When hockey rode the rails
They went by names like "The 20th Century Limited" and "The Owl." They are signposts of an era that cannot be reprised in today's day and age.
No, they are not the nicknames of past players or line combinations, but rather the names of the trains used by NHL teams in the days when clubs traveled via railroad.
Before expansion in 1967, it was both possible and practical for NHL clubs to journey by rail from one game to another. The trips were short enough, with the hop from New York to Chicago the longest journey, an 18-hour trek.
Now, with 30 teams and an 82-game schedule, it is all but impossible for a club's travel plans to include using railroads. Time constraints simply don't permit it. But for the men who took part in the six-team NHL of decades past, the years of traveling by train are pleasant memories. And while the rides were relatively short, they certainly were long enough to breed some creative behavior.
"The all-time greatest was when Ralph Backstrom got a new suit," recalls John Ferguson, the great Montreal Canadien forward who was no stranger to life on the rails during his seven seasons in Montreal. "Ralph was dozing with his shoes on, so the time was right for a hot foot. I think it was the first time Ralph ever wore the suit. Claude Provost snuck up on him and gave him the hot foot. Well, doesn't the flame ignite the cuff of his pants! Ralph had knee-high socks on, so it burned right up his pant leg. Did he let out a scream! It ruined the whole suit.."
As with today's plane travel, falling asleep on a train often meant damage to a player's wardrobe, as defenseman Jean-Guy Talbot discovered during another train trip with the Canadiens.
"Jean-Guy was wearing a white suit with white buck shoes," Ferguson recalls. "He fell asleep, so we stole his shoes and autographed them. There were always hijinks, always something going on. Some of the craziest things happened on the train. The initiation of the Montreal rookies always took place on the train – always."
For passing the time, all NHL clubs had similar hobbies. While Ferguson may remember Jean Beliveau, the stately team captain, always with a book in hand when boarding a train, for the rest of the squads around the Leaqgue, the decks of cards came out. Different games, but always cards.
"There was always a game of gin or bridge going on," Ferguson said. "It always seemed to be the Super Bowl of gin during the trips.

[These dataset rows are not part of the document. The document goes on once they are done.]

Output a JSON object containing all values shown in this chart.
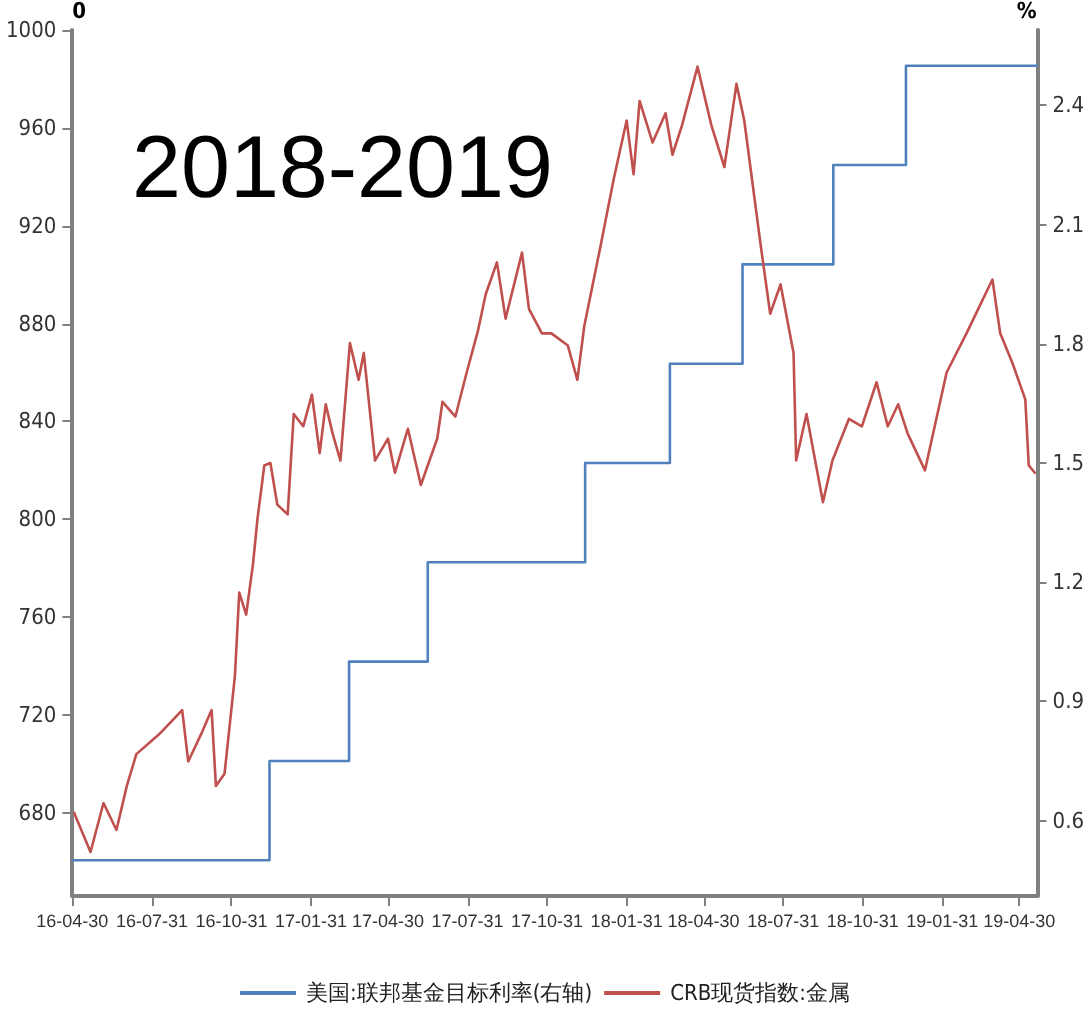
{
  "chart_data": {
    "type": "line",
    "annotations": [
      "2018-2019"
    ],
    "ylabel": "0",
    "y2label": "%",
    "xlim": [
      "2016-04-30",
      "2019-05-20"
    ],
    "xticks": [
      {
        "value": "2016-04-30",
        "label": "16-04-30"
      },
      {
        "value": "2016-07-31",
        "label": "16-07-31"
      },
      {
        "value": "2016-10-31",
        "label": "16-10-31"
      },
      {
        "value": "2017-01-31",
        "label": "17-01-31"
      },
      {
        "value": "2017-04-30",
        "label": "17-04-30"
      },
      {
        "value": "2017-07-31",
        "label": "17-07-31"
      },
      {
        "value": "2017-10-31",
        "label": "17-10-31"
      },
      {
        "value": "2018-01-31",
        "label": "18-01-31"
      },
      {
        "value": "2018-04-30",
        "label": "18-04-30"
      },
      {
        "value": "2018-07-31",
        "label": "18-07-31"
      },
      {
        "value": "2018-10-31",
        "label": "18-10-31"
      },
      {
        "value": "2019-01-31",
        "label": "19-01-31"
      },
      {
        "value": "2019-04-30",
        "label": "19-04-30"
      }
    ],
    "ylim": [
      646,
      1000
    ],
    "yticks": [
      680,
      720,
      760,
      800,
      840,
      880,
      920,
      960,
      1000
    ],
    "y2lim": [
      0.41,
      2.59
    ],
    "y2ticks": [
      0.6,
      0.9,
      1.2,
      1.5,
      1.8,
      2.1,
      2.4
    ],
    "grid": false,
    "legend": "bottom",
    "marker": "none",
    "series": [
      {
        "name": "美国:联邦基金目标利率(右轴)",
        "type": "step",
        "axis": "y2",
        "color": "#4f81bd",
        "x": [
          "2016-04-30",
          "2016-12-14",
          "2017-03-16",
          "2017-06-15",
          "2017-12-14",
          "2018-03-22",
          "2018-06-14",
          "2018-09-27",
          "2018-12-20",
          "2019-05-20"
        ],
        "values": [
          0.5,
          0.75,
          1.0,
          1.25,
          1.5,
          1.75,
          2.0,
          2.25,
          2.5,
          2.5
        ]
      },
      {
        "name": "CRB现货指数:金属",
        "color": "#c0504d",
        "x": [
          "2016-05-02",
          "2016-05-21",
          "2016-06-05",
          "2016-06-20",
          "2016-07-02",
          "2016-07-13",
          "2016-08-08",
          "2016-09-04",
          "2016-09-11",
          "2016-09-27",
          "2016-10-08",
          "2016-10-13",
          "2016-10-23",
          "2016-11-04",
          "2016-11-09",
          "2016-11-17",
          "2016-11-25",
          "2016-11-30",
          "2016-12-08",
          "2016-12-15",
          "2016-12-23",
          "2017-01-04",
          "2017-01-11",
          "2017-01-22",
          "2017-02-01",
          "2017-02-10",
          "2017-02-17",
          "2017-02-25",
          "2017-03-06",
          "2017-03-17",
          "2017-03-27",
          "2017-04-02",
          "2017-04-15",
          "2017-04-30",
          "2017-05-08",
          "2017-05-23",
          "2017-06-07",
          "2017-06-26",
          "2017-07-02",
          "2017-07-17",
          "2017-07-30",
          "2017-08-12",
          "2017-08-21",
          "2017-09-03",
          "2017-09-13",
          "2017-10-02",
          "2017-10-10",
          "2017-10-25",
          "2017-11-05",
          "2017-11-24",
          "2017-12-05",
          "2017-12-13",
          "2018-01-01",
          "2018-01-16",
          "2018-01-31",
          "2018-02-08",
          "2018-02-15",
          "2018-03-02",
          "2018-03-17",
          "2018-03-25",
          "2018-04-05",
          "2018-04-23",
          "2018-05-09",
          "2018-05-24",
          "2018-06-07",
          "2018-06-16",
          "2018-07-05",
          "2018-07-16",
          "2018-07-28",
          "2018-08-12",
          "2018-08-15",
          "2018-08-27",
          "2018-09-15",
          "2018-09-26",
          "2018-10-15",
          "2018-10-30",
          "2018-11-16",
          "2018-11-29",
          "2018-12-11",
          "2018-12-22",
          "2019-01-11",
          "2019-02-05",
          "2019-02-28",
          "2019-03-15",
          "2019-03-30",
          "2019-04-08",
          "2019-04-22",
          "2019-05-07",
          "2019-05-11",
          "2019-05-18"
        ],
        "values": [
          680,
          664,
          684,
          673,
          691,
          704,
          712,
          722,
          701,
          713,
          722,
          691,
          696,
          736,
          770,
          761,
          782,
          800,
          822,
          823,
          806,
          802,
          843,
          838,
          851,
          827,
          847,
          835,
          824,
          872,
          857,
          868,
          824,
          833,
          819,
          837,
          814,
          833,
          848,
          842,
          860,
          877,
          892,
          905,
          882,
          909,
          886,
          876,
          876,
          871,
          857,
          879,
          912,
          939,
          963,
          941,
          971,
          954,
          966,
          949,
          961,
          985,
          961,
          944,
          978,
          963,
          912,
          884,
          896,
          868,
          824,
          843,
          807,
          824,
          841,
          838,
          856,
          838,
          847,
          835,
          820,
          860,
          876,
          887,
          898,
          876,
          864,
          849,
          822,
          819
        ]
      }
    ]
  }
}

"Henri Richard, Claude Provost and Jean-Guy Talbot were the bridge guys. The gin players were myself, Ralph Backstrom, Gump Worsley and Bugsy Watson. We weren't allowed to gamble, so there was no poker. During one train trip in a snowstorm, I remember playing gin for 27 straight hours.
The Detroit Red Wings were no different than the Canadiens when it came to passing the time.
"Bridge was our game," recalls former Red Wing and longtime NHL executive Max McNab. "Four players would start out with a game in September and you paid up in March. You kept a running score for the whole year. The next season it would be hearts. Jack Adams didn't approve of poker. I'll tell you the bridge games got intense. Ted Lindsay was the same at cards as he was on the ice. He was no joy to play with."
Ferguson believes traveling by train helped foster greater camaraderie among the players, even if it did cost the occasional piece of clothing. McNab also remembers train travel as a time for camaraderie, learning and lots of shaving cream as a member of the Red Wings in the late 1940s.
"When I came up as a rookie, I learned so much on the train," McNab said. "After a game, the players would congregate in the smoking car. There was an area where the players cleaned up and shaved and there were a lot of mirrors. I remember players diagramming plays on the mirrors with soap, pointing out where they were when a goal was scored.
"You learned more at these discussions than you can imagine," McNab said. "If you had a question, you talked to the vets. It was quite a learning experience. At the rink, everyone was busy, so this was the time to analyze a win or a loss. It also fostered more togetherness on the team.
"Now, we are so advanced in our advance scouting," McNab said. "In those days, you didn't have videotape and you didn't have to do as much pre-scouting because you played the same team so many times. You knew what you were up against."
Muzz Patrick is another man who spent many hours on the ice and aboard trains. Patrick played for the New York Rangers from 1937 through 1941 before returning for one additional season after World War II. He also served as the Rangers' coach in the mid-1950s and was the club's general manager from the 1955-56 season until the 1962-63 campaign.